For more than two years, officials of the Contra Costa Fire District have argued that they need more money.
But rather than embark on a serious examination of how to deliver services more cost-effectively, Chief Daryl Louder and the county Board of Supervisors have done nothing, hoping that voters would simply agree to tax themselves more.
It was a cynical, political and irresponsible move, blackmailing residents, telling them to cough up more money or watch stations close and homes burn. But voters on Nov. 6 said no, rejecting a $75 annual parcel tax.
Their message was simple: First show us meaningful efforts to cut costs, to contain out-of-control pension expenses and to provide emergency medical service more cheaply than sending high-priced firefighters.
Louder and the supervisors should not be surprised. The election outcome was predictable. But now that the tax has failed, their first move will probably be to close stations.
They've backed themselves, and residents, into a corner because they have made no meaningful efforts to find alternatives.
Louder's response has been particularly disappointing.
He's fixated on his conventional fire protection model.
To use a worn cliché, he's unable to think outside the box.
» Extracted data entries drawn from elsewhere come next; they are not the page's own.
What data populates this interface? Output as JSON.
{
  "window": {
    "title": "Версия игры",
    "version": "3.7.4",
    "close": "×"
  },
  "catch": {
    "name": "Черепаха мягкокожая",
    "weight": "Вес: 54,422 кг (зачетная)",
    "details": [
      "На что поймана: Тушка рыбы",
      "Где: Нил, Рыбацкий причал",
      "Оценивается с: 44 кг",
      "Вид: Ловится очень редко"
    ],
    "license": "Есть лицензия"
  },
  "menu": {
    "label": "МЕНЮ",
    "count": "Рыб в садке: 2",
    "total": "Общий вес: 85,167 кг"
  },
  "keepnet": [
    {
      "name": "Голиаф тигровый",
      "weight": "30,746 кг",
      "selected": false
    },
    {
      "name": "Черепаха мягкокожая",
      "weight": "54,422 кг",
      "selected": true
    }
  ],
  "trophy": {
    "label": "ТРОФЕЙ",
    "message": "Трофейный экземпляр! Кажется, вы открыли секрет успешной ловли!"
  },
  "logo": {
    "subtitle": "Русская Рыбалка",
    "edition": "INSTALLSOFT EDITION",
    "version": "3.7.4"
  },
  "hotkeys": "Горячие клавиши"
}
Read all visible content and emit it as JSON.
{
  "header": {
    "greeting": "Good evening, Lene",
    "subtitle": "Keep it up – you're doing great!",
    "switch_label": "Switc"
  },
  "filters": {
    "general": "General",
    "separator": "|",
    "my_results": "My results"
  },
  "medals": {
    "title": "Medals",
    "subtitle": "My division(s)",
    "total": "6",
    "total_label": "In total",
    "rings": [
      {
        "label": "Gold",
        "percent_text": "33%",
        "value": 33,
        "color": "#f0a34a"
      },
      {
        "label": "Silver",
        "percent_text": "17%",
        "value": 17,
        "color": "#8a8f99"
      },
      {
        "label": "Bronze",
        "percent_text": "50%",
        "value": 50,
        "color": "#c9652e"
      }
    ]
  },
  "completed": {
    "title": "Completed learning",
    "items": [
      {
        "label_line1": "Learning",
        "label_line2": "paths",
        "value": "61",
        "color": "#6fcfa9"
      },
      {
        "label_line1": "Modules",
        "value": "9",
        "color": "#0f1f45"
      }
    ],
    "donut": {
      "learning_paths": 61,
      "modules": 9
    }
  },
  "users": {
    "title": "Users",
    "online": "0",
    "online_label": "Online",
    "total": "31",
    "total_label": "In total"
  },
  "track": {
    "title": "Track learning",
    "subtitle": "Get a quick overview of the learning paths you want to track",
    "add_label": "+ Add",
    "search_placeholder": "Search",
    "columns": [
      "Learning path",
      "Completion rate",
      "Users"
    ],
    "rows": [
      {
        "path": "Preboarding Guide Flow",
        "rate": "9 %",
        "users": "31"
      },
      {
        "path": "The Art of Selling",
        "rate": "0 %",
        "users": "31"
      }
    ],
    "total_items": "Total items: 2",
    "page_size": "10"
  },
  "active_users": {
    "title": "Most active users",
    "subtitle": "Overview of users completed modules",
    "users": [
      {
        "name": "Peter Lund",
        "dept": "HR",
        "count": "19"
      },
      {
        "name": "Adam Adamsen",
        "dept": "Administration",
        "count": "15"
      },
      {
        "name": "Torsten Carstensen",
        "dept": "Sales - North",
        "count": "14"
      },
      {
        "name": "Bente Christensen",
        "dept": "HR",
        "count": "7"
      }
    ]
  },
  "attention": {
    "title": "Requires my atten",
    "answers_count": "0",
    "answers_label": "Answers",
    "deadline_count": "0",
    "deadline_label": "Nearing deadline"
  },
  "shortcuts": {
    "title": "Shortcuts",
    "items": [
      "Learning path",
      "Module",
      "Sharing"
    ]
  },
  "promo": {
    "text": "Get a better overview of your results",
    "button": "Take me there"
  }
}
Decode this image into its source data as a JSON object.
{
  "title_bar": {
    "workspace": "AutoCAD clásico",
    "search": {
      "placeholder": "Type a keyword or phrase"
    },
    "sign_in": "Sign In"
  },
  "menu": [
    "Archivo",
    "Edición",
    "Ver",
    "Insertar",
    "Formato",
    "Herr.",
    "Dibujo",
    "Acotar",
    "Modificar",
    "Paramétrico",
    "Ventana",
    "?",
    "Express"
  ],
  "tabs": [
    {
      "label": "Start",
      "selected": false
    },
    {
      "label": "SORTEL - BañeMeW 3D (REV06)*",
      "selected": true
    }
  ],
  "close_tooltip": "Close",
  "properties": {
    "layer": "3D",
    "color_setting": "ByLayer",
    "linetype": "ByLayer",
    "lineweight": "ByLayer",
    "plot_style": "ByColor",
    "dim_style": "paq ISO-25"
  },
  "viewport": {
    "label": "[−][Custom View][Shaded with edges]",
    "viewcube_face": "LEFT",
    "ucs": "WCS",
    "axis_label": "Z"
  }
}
His presentations have been nothing more than boosterism for business as usual.
Meanwhile, the supervisors, apparently unwilling to risk the political wrath of the firefighters,
(As an interesting aside, we note that the fire district's web site makes no mention of the supervisors as the directors in charge.
The organizational chart shows Louder at the top, as if he has ultimate authority.)
Serious action is long overdue. Louder has failed to deliver meaningful policy analysis. If he doesn't show more initiative, supervisors should replace him with someone who will.
Meanwhile, they must bypass him and bring in independent outside experts to evaluate new ways to deliver services efficiently and effectively. As we said before the election, the questions that must be asked include:
Should firefighters continue delivering emergency medical services? If so, should they continue to receive extra pay for that, or should it be part of their basic salary? Should at least some of the county's 10 financially strapped fire districts be merged to save on administrative costs?
Should fire inspectors continue to receive pensions at rates that were intended for people who put their lives on the lines? Should current firefighters be asked to agree to reduced pension accruals for their future working years rather than watching more of them lose their jobs?
These questions must be seriously analyzed. The answers are long overdue.